Exercise 7. Compare tree-based and Monte Carlo approaches for pricing a callable bond in the one-factor Hull-White model. What are the advantages of each method? For a two-factor Hull-White model, why does the tree approach become impractical?
Solution to Exercise 7
Tree-based approach for callable bonds (one-factor Hull-White):
- Advantages: Backward induction naturally handles the issuer's optimal call decision at each node without regression. The call decision is deterministic given the node's short rate and continuation value. Exact, no Monte Carlo noise.
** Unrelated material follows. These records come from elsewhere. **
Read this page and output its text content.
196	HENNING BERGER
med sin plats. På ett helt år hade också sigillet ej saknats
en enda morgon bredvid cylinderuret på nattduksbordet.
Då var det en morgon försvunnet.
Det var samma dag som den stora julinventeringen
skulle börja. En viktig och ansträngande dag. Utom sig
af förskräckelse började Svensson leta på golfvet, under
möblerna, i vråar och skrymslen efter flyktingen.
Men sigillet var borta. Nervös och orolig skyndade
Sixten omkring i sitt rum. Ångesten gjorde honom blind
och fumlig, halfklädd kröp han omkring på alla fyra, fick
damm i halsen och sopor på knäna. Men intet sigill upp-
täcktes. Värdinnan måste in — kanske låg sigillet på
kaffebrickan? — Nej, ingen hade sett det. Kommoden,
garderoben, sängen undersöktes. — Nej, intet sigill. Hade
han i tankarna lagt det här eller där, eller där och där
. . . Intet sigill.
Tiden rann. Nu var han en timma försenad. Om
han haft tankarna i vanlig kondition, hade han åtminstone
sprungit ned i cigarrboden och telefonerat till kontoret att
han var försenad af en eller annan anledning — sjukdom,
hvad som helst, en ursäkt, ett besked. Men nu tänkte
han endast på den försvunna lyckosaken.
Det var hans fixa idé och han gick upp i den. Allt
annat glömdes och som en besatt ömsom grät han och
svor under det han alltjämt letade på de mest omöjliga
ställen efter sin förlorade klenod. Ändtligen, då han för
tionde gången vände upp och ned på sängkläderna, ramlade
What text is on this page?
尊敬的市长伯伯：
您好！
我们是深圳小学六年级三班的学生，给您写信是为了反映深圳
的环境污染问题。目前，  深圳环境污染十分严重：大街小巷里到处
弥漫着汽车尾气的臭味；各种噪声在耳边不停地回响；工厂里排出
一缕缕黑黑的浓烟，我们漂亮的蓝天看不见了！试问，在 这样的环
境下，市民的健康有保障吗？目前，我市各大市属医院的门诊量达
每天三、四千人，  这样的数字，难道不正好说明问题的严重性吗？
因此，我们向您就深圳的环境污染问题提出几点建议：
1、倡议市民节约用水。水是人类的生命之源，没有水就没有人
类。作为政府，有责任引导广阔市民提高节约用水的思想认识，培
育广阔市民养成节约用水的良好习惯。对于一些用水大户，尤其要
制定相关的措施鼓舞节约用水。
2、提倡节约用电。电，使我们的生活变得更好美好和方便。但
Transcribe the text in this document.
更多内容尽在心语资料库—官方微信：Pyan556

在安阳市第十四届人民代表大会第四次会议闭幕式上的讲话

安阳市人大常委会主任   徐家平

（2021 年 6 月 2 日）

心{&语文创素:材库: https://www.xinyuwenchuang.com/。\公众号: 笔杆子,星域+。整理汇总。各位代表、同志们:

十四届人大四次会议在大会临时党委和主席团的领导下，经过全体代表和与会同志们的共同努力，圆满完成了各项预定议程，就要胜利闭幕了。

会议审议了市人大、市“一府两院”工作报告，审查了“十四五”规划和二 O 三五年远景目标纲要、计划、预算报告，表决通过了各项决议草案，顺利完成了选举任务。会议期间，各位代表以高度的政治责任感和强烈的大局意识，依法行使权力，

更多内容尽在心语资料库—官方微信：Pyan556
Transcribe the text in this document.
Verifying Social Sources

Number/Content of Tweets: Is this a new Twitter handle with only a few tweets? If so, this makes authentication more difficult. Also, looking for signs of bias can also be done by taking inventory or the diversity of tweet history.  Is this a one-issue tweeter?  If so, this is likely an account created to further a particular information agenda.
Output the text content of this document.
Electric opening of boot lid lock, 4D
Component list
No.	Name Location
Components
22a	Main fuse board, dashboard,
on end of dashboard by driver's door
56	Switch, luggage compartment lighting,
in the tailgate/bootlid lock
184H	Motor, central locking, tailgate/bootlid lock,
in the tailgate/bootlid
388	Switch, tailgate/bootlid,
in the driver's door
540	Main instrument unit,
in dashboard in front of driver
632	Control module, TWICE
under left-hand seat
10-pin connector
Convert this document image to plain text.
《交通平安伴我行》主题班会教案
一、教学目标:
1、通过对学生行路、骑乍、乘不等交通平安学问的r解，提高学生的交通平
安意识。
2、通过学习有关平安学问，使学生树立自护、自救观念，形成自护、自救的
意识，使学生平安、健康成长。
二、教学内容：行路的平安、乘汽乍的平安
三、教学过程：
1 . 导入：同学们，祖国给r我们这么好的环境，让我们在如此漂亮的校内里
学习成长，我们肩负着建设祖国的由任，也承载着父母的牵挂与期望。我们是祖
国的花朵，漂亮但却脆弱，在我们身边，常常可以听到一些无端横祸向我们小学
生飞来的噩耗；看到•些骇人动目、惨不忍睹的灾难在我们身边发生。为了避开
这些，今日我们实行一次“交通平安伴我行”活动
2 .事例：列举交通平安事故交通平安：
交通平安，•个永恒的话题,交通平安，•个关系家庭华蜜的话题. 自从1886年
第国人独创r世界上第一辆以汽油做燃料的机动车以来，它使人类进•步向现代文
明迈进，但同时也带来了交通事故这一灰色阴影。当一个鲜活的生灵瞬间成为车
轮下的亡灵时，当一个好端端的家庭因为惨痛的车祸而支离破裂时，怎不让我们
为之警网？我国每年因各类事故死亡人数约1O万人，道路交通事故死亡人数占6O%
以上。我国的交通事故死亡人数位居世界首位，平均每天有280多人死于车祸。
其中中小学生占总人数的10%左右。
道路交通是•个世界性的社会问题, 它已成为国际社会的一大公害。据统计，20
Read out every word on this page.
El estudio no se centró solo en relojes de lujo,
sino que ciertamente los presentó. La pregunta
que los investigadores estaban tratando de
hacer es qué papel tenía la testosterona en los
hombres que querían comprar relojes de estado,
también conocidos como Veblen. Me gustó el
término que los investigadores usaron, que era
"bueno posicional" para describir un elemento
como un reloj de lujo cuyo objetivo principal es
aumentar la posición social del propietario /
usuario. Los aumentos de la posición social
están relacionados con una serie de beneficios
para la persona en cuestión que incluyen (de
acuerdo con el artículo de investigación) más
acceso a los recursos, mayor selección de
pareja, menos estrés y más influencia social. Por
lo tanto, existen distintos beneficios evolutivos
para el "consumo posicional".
Converges systematically as \(\Delta t \to 0\).
- Disadvantages: Limited to one or two factors. Path-dependent features (e.g., cumulative coupons) are difficult to handle without expanding the state space.
Monte Carlo approach for callable bonds:
- Advantages: Handles path-dependent features naturally (TARNs, range accruals combined with callability). Extends to multi-factor models without modification. Exact simulation eliminates discretization bias.
- Disadvantages: The Longstaff-Schwartz regression introduces approximation error in the call decision. Monte Carlo estimates have statistical noise. Convergence is slower (\(O(1/\sqrt{N_{\text{paths}}})\)) than tree methods.
Why trees become impractical for two-factor models: In the two-factor Hull-White model, the state is \((x_t, y_t) \in \mathbb{R}^2\). A tree must discretize both dimensions, creating a 2D grid. If each dimension has \(O(j_{\max})\) nodes, the total nodes per time step are \(O(j_{\max}^2)\). For typical values (\(j_{\max} \approx 10\)--\(50\)), this gives \(100\)--\(2500\) nodes per step, still feasible but much more expensive.
The real difficulty is the cross-term: the correlation between \(x_t\) and \(y_t\) requires careful construction of branching probabilities on the 2D grid (e.g., 9-point stencils) to match the cross-covariance. As the number of factors increases to 3 or more, the grid becomes \(O(j_{\max}^d)\) where \(d\) is the dimension, suffering from the curse of dimensionality. For \(d = 3\) with \(j_{\max} = 20\), there are \(8000\) nodes per step, and the branching structure becomes complex. Monte Carlo, whose cost is independent of dimension, becomes the clearly superior method.